Jonah Goldberg:
...
If you peruse the incalculably valuable website Memri.org - which translates articles, manifestoes and broadcasts from across the Arabic world - you will find countless declarations from Islamist groups declaring that democracy is an "atheist" heresy that replaces the law of God with the law of man, and that anyone who advocates elections is ipso facto an infidel. In his December statement, Osama Bin Laden "ruled" - as if he has any right to do so - that Iraqi forces who aid the upcoming elections "are apostates who should not be prayed over upon their deaths. They cannot inherit, and they must not be inherited from [after their deaths]. Their wives are divorced from them, and they must not be buried in Muslim cemeteries."
Sure sounds like someone hates democracy to me.
Those who pooh-pooh the notion that our enemies hate freedom believe that such ideologically totalitarian movements can exist within their own borders indefinitely. All we have to do is treat them like a hornet's nest and don't upset them (no matter that they topple their own governments and seek ever more conquests).
Unfortunately, we live in a world where a bunch of antidemocratic and homicidal zealots can make life dangerous for all of us. "Not our fight," the president's critics seem to say. But if they're wrong, thousands or millions could die as a result. And, like it or not, that fight is in Iraq right now.

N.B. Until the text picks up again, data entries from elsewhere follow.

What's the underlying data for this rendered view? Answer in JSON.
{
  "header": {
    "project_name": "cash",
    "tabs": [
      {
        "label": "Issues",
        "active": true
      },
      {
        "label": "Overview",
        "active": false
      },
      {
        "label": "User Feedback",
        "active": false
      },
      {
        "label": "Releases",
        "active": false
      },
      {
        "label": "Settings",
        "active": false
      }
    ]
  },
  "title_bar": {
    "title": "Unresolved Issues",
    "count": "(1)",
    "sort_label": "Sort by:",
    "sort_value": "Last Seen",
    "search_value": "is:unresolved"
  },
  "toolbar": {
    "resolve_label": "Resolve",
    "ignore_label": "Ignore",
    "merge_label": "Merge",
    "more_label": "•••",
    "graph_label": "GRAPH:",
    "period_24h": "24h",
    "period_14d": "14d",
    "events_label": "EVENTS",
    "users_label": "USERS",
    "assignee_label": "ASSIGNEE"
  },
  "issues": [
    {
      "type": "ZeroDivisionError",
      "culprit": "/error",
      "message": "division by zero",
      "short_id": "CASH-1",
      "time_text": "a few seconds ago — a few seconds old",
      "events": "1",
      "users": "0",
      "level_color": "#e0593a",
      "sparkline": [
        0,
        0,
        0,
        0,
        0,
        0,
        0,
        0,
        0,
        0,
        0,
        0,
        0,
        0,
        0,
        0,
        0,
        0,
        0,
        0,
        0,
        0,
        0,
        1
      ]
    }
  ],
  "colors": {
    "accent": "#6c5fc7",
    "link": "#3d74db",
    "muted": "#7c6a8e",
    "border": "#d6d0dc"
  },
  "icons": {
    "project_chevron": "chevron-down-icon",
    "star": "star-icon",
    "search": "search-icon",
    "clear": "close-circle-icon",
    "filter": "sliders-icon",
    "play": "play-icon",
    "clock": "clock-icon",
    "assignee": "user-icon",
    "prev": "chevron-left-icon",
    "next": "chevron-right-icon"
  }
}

For the first time in a hard-fought, bloody, and at times metaphysically depressing couple of years, it looks like there's cause for optimism there. Indications are that turnout will be high in Sunday's elections. Sunni leaders now say they want a role in constructing the new constitution. Zarqawi's prized bomb-making lieutenant was captured, and interim Prime Minister Allawi is gaining support.
But the best news from Iraq in a while is Zarqawi's forceful and forthright rejection of democracy and freedom as a principle. He doesn't want a more "authentic" democracy, he wants to kill it. This alone gives Iraqis, particularly the Sunnis he claims to represent, a stark choice: Accept the painful but promising path of elections, or side with the man most responsible for the car-bombings of mosques and markets, who would replace Saddam's nationalist totalitarianism for a new religious one ruled by foreigners like him and Bin Laden. Given that choice, who can doubt the Iraqis will vote with their hearts and ballots for what's behind Curtain No. 1.